Compute Graphs are a way to define workflows in Indexify. They are a sequence of functions that are connected by edges. The output of a function is passed along the edge to the next function.

Defining a Graph

Let’s say we want to run four Indexify functions fn1, fn2, fn3 and fn4 one after the other. The first function takes in the input from the user’s Graph invocation and then passes the output (or errors out) to the subsequent function, and so on. The definition for this graph would look like the following,

from indexify.functions_sdk.graph import Graph


g: Graph = Graph(name="test", start_node=fn1, description="optional description")

g.add_edge(from_node=fn1, to_node=fn2)
g.add_edge(from_node=fn2, to_node=fn3)
g.add_edge(from_node=fn3, to_node=fn4)

The Graph here is named test and specifies the start_node as fn1 which is the first node to be run. The Graph then adds three edges, one edge from fn1 to fn2, a second edge from fn2 to fn3 and finally an edge from fn3 to fn4.

Dynamic Routing

Suppose in the Graph above we want to choose between fn2 and fn3 instead of executing them one after the other. To do this we would define a Dynamic Route,

from indexify.functions_sdk.graph import Graph


g: Graph = Graph(name="test", start_node=fn1, description="optional description")

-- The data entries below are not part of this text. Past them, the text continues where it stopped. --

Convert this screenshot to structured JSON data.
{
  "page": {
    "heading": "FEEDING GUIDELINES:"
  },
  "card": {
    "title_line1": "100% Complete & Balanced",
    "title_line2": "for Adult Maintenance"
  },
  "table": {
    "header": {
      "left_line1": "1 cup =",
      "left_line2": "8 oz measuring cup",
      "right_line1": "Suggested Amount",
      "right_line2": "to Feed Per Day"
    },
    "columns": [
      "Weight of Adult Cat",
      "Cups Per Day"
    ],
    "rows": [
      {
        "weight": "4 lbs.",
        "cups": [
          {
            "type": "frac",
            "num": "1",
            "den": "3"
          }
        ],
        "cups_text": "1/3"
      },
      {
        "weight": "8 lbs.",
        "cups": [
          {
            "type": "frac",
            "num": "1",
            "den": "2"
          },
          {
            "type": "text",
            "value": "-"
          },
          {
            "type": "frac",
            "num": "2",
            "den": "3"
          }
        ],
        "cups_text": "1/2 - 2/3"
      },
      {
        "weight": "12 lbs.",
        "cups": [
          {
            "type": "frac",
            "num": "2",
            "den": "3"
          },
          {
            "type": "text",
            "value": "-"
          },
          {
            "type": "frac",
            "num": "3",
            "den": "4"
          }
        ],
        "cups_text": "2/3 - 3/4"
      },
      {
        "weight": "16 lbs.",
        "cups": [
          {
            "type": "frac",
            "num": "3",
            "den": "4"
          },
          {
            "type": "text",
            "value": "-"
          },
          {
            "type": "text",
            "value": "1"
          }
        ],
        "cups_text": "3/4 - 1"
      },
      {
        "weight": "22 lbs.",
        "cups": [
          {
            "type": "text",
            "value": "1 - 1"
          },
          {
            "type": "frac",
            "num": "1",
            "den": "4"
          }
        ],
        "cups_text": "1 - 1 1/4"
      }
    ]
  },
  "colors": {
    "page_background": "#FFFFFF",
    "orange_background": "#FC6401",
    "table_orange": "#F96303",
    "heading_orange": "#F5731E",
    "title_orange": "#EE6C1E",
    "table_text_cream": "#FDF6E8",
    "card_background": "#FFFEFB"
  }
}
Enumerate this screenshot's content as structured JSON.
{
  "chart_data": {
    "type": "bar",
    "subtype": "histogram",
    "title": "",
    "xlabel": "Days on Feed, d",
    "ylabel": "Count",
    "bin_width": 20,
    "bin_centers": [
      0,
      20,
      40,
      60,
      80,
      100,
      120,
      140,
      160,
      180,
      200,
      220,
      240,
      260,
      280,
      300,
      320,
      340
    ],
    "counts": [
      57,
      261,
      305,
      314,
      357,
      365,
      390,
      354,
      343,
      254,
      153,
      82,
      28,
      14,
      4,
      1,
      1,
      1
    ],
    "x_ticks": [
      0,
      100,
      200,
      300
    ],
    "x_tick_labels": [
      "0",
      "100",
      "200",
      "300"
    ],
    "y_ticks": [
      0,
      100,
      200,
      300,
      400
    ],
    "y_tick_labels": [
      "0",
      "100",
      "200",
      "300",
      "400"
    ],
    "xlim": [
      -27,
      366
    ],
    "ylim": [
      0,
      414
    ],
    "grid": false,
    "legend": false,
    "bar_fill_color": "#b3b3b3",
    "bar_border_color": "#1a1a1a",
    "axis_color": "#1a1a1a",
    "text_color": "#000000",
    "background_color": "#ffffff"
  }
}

g.add_edge(from_node=fn1, to_node=fn2_fn3_router)
g.route(from_node=fn2_fn3_router, to_nodes=[fn2, fn3])
g.add_edge(from_node=fn3, to_node=fn4)

The Graph here now has a router that uses fn2_fn3_router to router to either fn2 or fn3.

Deploying a Graph

To deploy a Graph we use the RemoteGraph construct, which is a hook into the remote server to deploy the Graph.

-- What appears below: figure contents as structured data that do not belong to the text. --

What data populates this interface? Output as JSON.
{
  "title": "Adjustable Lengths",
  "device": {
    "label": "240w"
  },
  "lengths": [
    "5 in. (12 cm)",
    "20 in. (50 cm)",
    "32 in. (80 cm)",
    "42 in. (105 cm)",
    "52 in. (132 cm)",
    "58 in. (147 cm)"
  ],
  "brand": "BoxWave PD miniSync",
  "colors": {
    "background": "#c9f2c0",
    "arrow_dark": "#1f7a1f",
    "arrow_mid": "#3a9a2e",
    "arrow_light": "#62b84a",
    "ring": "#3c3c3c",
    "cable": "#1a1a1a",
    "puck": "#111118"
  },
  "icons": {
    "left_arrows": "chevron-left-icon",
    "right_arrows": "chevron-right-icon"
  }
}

from indexify import RemoteGraph

import mymodule

g: Graph = Graph("test", start_node=fn1, description="optional description")

g.add_edge(from_node=fn1, to_node=fn2_fn3_router)
g.route(from_node=fn2_fn3_router, to_nodes=[fn2, fn3])
g.add_edge(from_node=fn3, to_node=fn4)

RemoteGraph.deploy(g=g, server_url=server_url, additional_modules=[mymodule, sys.modules[__name__]])

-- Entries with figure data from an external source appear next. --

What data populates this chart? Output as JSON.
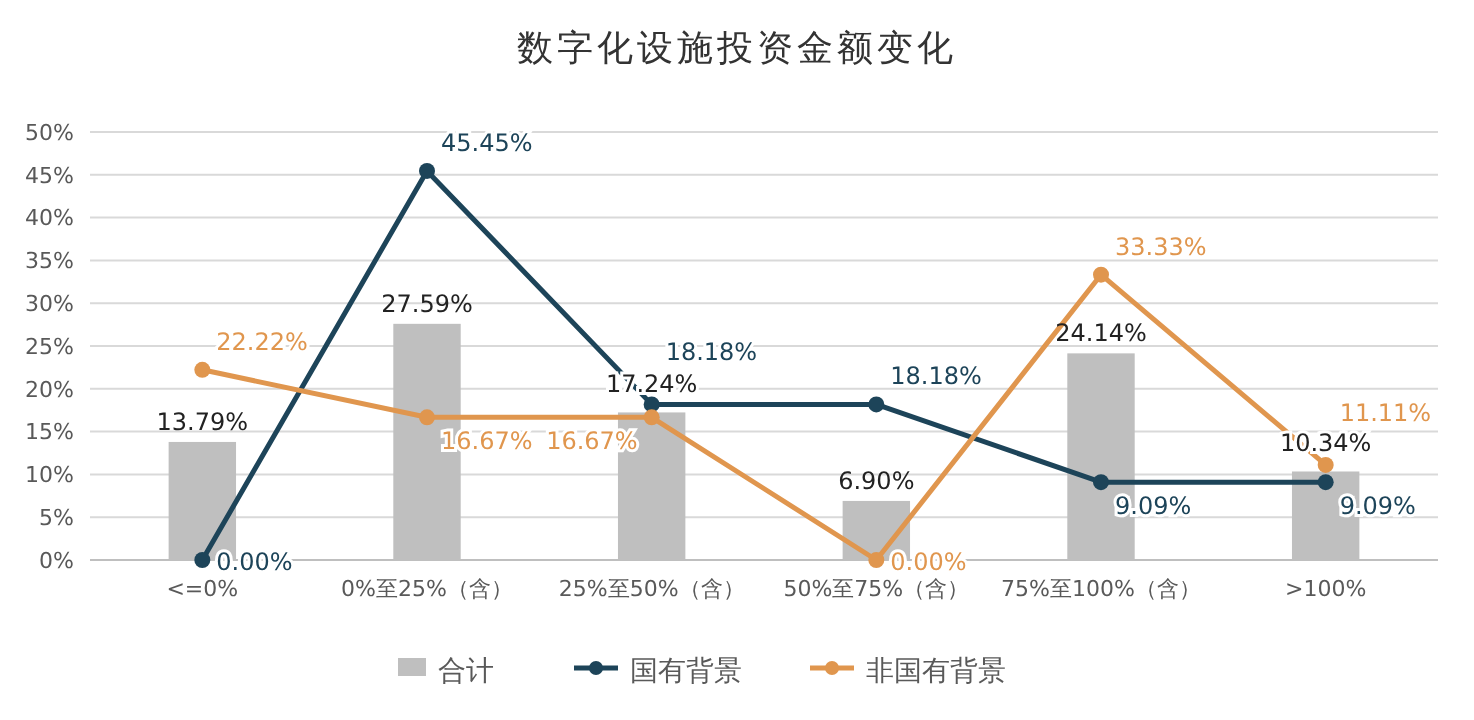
{
  "chart_data": {
    "type": "bar",
    "title": "数字化设施投资金额变化",
    "categories": [
      "<=0%",
      "0%至25%（含）",
      "25%至50%（含）",
      "50%至75%（含）",
      "75%至100%（含）",
      ">100%"
    ],
    "series": [
      {
        "name": "合计",
        "color": "#bfbfbf",
        "values": [
          13.79,
          27.59,
          17.24,
          6.9,
          24.14,
          10.34
        ],
        "value_labels": [
          "13.79%",
          "27.59%",
          "17.24%",
          "6.90%",
          "24.14%",
          "10.34%"
        ]
      },
      {
        "name": "国有背景",
        "type": "line",
        "color": "#1d4459",
        "values": [
          0,
          45.45,
          18.18,
          18.18,
          9.09,
          9.09
        ],
        "value_labels": [
          "0.00%",
          "45.45%",
          "18.18%",
          "18.18%",
          "9.09%",
          "9.09%"
        ]
      },
      {
        "name": "非国有背景",
        "type": "line",
        "color": "#e0964e",
        "values": [
          22.22,
          16.67,
          16.67,
          0,
          33.33,
          11.11
        ],
        "value_labels": [
          "22.22%",
          "16.67%",
          "16.67%",
          "0.00%",
          "33.33%",
          "11.11%"
        ]
      }
    ],
    "ylim": [
      0,
      50
    ],
    "yticks": [
      {
        "value": 0,
        "label": "0%"
      },
      {
        "value": 5,
        "label": "5%"
      },
      {
        "value": 10,
        "label": "10%"
      },
      {
        "value": 15,
        "label": "15%"
      },
      {
        "value": 20,
        "label": "20%"
      },
      {
        "value": 25,
        "label": "25%"
      },
      {
        "value": 30,
        "label": "30%"
      },
      {
        "value": 35,
        "label": "35%"
      },
      {
        "value": 40,
        "label": "40%"
      },
      {
        "value": 45,
        "label": "45%"
      },
      {
        "value": 50,
        "label": "50%"
      }
    ],
    "grid": "y",
    "legend": "bottom",
    "marker": "circle"
  }
}
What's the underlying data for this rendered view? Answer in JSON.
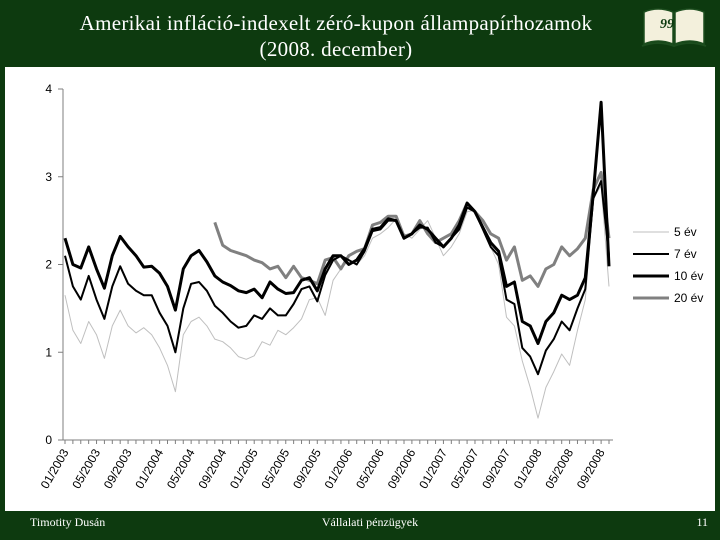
{
  "slide": {
    "title_line1": "Amerikai infláció-indexelt zéró-kupon állampapírhozamok",
    "title_line2": "(2008. december)",
    "logo_text": "99",
    "footer_author": "Timotity Dusán",
    "footer_course": "Vállalati pénzügyek",
    "page_number": "11"
  },
  "colors": {
    "background": "#0d3a0f",
    "panel": "#ffffff",
    "series_5": "#bfbfbf",
    "series_7": "#000000",
    "series_10": "#000000",
    "series_20": "#808080"
  },
  "chart_data": {
    "type": "line",
    "title": "",
    "xlabel": "",
    "ylabel": "",
    "ylim": [
      0,
      4
    ],
    "yticks": [
      "0",
      "1",
      "2",
      "3",
      "4"
    ],
    "x_start": "01/2003",
    "x_step": "month",
    "xtick_labels": [
      "01/2003",
      "05/2003",
      "09/2003",
      "01/2004",
      "05/2004",
      "09/2004",
      "01/2005",
      "05/2005",
      "09/2005",
      "01/2006",
      "05/2006",
      "09/2006",
      "01/2007",
      "05/2007",
      "09/2007",
      "01/2008",
      "05/2008",
      "09/2008"
    ],
    "legend_position": "right",
    "grid": false,
    "series": [
      {
        "name": "5 év",
        "values": [
          1.65,
          1.25,
          1.1,
          1.35,
          1.2,
          0.93,
          1.3,
          1.48,
          1.3,
          1.22,
          1.28,
          1.2,
          1.05,
          0.85,
          0.55,
          1.2,
          1.35,
          1.4,
          1.3,
          1.15,
          1.12,
          1.05,
          0.95,
          0.92,
          0.96,
          1.12,
          1.08,
          1.25,
          1.2,
          1.28,
          1.38,
          1.6,
          1.62,
          1.42,
          1.82,
          1.95,
          2.05,
          2.0,
          2.1,
          2.3,
          2.35,
          2.42,
          2.52,
          2.35,
          2.3,
          2.4,
          2.5,
          2.3,
          2.1,
          2.2,
          2.35,
          2.6,
          2.62,
          2.4,
          2.2,
          2.0,
          1.4,
          1.3,
          0.9,
          0.6,
          0.25,
          0.6,
          0.78,
          0.98,
          0.85,
          1.25,
          1.6,
          2.75,
          2.9,
          1.75
        ]
      },
      {
        "name": "7 év",
        "values": [
          2.1,
          1.75,
          1.6,
          1.87,
          1.6,
          1.38,
          1.75,
          1.98,
          1.78,
          1.7,
          1.65,
          1.65,
          1.45,
          1.3,
          1.0,
          1.5,
          1.78,
          1.8,
          1.7,
          1.53,
          1.45,
          1.35,
          1.28,
          1.3,
          1.42,
          1.38,
          1.5,
          1.42,
          1.42,
          1.55,
          1.72,
          1.75,
          1.58,
          1.88,
          2.05,
          2.1,
          2.05,
          2.0,
          2.15,
          2.38,
          2.4,
          2.5,
          2.5,
          2.3,
          2.35,
          2.42,
          2.42,
          2.25,
          2.2,
          2.3,
          2.4,
          2.65,
          2.6,
          2.4,
          2.2,
          2.1,
          1.6,
          1.55,
          1.05,
          0.95,
          0.75,
          1.02,
          1.15,
          1.35,
          1.25,
          1.5,
          1.72,
          2.75,
          2.95,
          2.1
        ]
      },
      {
        "name": "10 év",
        "values": [
          2.3,
          2.0,
          1.96,
          2.2,
          1.95,
          1.73,
          2.1,
          2.32,
          2.2,
          2.1,
          1.97,
          1.98,
          1.9,
          1.75,
          1.48,
          1.95,
          2.1,
          2.16,
          2.03,
          1.87,
          1.8,
          1.76,
          1.7,
          1.68,
          1.72,
          1.62,
          1.8,
          1.72,
          1.67,
          1.68,
          1.82,
          1.85,
          1.7,
          1.95,
          2.1,
          2.1,
          2.0,
          2.05,
          2.18,
          2.4,
          2.42,
          2.52,
          2.5,
          2.3,
          2.35,
          2.45,
          2.4,
          2.3,
          2.2,
          2.3,
          2.45,
          2.7,
          2.6,
          2.42,
          2.25,
          2.15,
          1.75,
          1.8,
          1.35,
          1.3,
          1.1,
          1.35,
          1.45,
          1.65,
          1.6,
          1.65,
          1.85,
          2.8,
          3.85,
          1.98
        ]
      },
      {
        "name": "20 év",
        "values": [
          null,
          null,
          null,
          null,
          null,
          null,
          null,
          null,
          null,
          null,
          null,
          null,
          null,
          null,
          null,
          null,
          null,
          null,
          null,
          2.48,
          2.22,
          2.16,
          2.13,
          2.1,
          2.05,
          2.02,
          1.95,
          1.98,
          1.85,
          1.98,
          1.85,
          1.82,
          1.78,
          2.05,
          2.08,
          1.95,
          2.1,
          2.15,
          2.18,
          2.45,
          2.48,
          2.55,
          2.55,
          2.32,
          2.35,
          2.5,
          2.35,
          2.25,
          2.3,
          2.35,
          2.5,
          2.7,
          2.6,
          2.5,
          2.35,
          2.3,
          2.05,
          2.2,
          1.82,
          1.87,
          1.75,
          1.95,
          2.0,
          2.2,
          2.1,
          2.18,
          2.3,
          2.85,
          3.05,
          2.3
        ]
      }
    ]
  }
}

Here, we are using the handle to deploy the Graph g on the remote server found at server_url. We also pass in additional_modules which is a list of python modules that you want imported when running the Graph function in an executor. The idea behind this parameter is that we might have different functions with different dependencies and thus different imports in the python code. At the moment the deployment process does not discover some imported modules and so the user has to add them, if needed.

Calling a Graph

Invoking a Graph requires getting a remote reference from the server and running it as follows,

g = RemoteGraph.by_name(name="test", server_url=server_url)
invocation_id = g.run(block_until_done=True, a=10)

By specifying the name and the server_url, we will always have a unique “reference” to a previously deployed Graph. In the example above we also set block_until_done as True to mean that the call in the code will block (sync call). Whatever args needed by the graph (in this case the integer values a) as passed in as python kwargs. The returned invocation_id can be used to retrieve outputs from that execution as needed.